We didn't spin up kops-GCE instead because we already had cluster-up and there was a strong push for Cluster-API, but kops-GCE works and passes tests. It's also relatively mature.
https://testgrid.k8s.io/kops-gce#kops-gce-latest

kubespray does not support kubernetes @ HEAD and CAPA is not passing tests / adds overhead like the local cluster, AIUI.

kops is already supported by kubetest + kubetest2, boskos, etc. and is passing tests on GCE + AWS. In theory it supports other providers but I don't think we have any CI there yet.

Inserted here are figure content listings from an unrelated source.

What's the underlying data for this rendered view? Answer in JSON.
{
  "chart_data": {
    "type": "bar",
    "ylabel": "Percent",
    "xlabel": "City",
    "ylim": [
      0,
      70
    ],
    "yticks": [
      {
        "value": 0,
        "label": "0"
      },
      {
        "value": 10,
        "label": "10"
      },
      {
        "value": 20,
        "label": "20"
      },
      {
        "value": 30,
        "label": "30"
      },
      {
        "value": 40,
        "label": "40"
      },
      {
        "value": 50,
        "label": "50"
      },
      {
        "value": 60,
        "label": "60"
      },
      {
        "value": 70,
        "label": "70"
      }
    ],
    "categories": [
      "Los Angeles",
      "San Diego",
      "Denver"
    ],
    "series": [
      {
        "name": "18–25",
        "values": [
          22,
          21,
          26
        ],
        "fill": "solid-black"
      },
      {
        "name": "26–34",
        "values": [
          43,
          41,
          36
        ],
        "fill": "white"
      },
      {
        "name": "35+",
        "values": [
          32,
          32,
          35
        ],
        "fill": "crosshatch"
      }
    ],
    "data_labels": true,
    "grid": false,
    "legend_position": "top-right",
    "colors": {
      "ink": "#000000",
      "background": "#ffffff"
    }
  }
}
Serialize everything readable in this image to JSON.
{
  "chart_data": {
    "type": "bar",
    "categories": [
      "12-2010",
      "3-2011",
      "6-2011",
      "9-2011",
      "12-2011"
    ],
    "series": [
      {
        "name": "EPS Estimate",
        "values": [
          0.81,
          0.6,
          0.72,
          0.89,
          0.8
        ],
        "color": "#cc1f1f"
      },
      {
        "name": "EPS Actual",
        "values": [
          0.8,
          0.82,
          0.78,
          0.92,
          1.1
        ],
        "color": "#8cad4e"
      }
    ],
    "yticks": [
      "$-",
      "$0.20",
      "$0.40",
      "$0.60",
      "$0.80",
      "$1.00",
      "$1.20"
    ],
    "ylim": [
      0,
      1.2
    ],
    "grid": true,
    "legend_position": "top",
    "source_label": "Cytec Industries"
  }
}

• Must have a mechanical way to translate existing jobs to this new harness

This seems impractical. Most of the tricky part here is jobs setting kube-up environment variables that reconfigure the cluster. A human will have to dive into the scripts and see what each env ultimately does and then remap it to any other tool used. Unless that tool is also written in bash, we won't have drop in identical behavior, a lot of it is expanding variables inside bash-generated configuration files.

We could target the most important jobs and work from there.

[aojea]

@upodroid brought a related topic today, he is working on adding ARM64 support to the CI and modifyng the cluster scripts to do that #120144

I can see kops already is running arm64 (@justinsb) https://testgrid.k8s.io/google-aws#kops-aws-arm64-ci
I rather prefer these news CI jobs to use a new tool instead of keep building on the cluster folder, if possible, or we'll never break this loop

[upodroid]

I'll create the arm64 equivalent of https://testgrid.k8s.io/sig-release-master-blocking#gce-ubuntu-master-containerd on GCE using kops and then have a conversation about migrating the amd64 one to kops.

[neolit123]

I'll create the arm64 equivalent of https://testgrid.k8s.io/sig-release-master-blocking#gce-ubuntu-master-containerd on GCE using kops and then have a conversation about migrating the amd64 one to kops.

for k0ps related questions we have #kops-dev on k8s slack.

[dims]

@upodroid how close are we to doing this? 1.31 perhaps?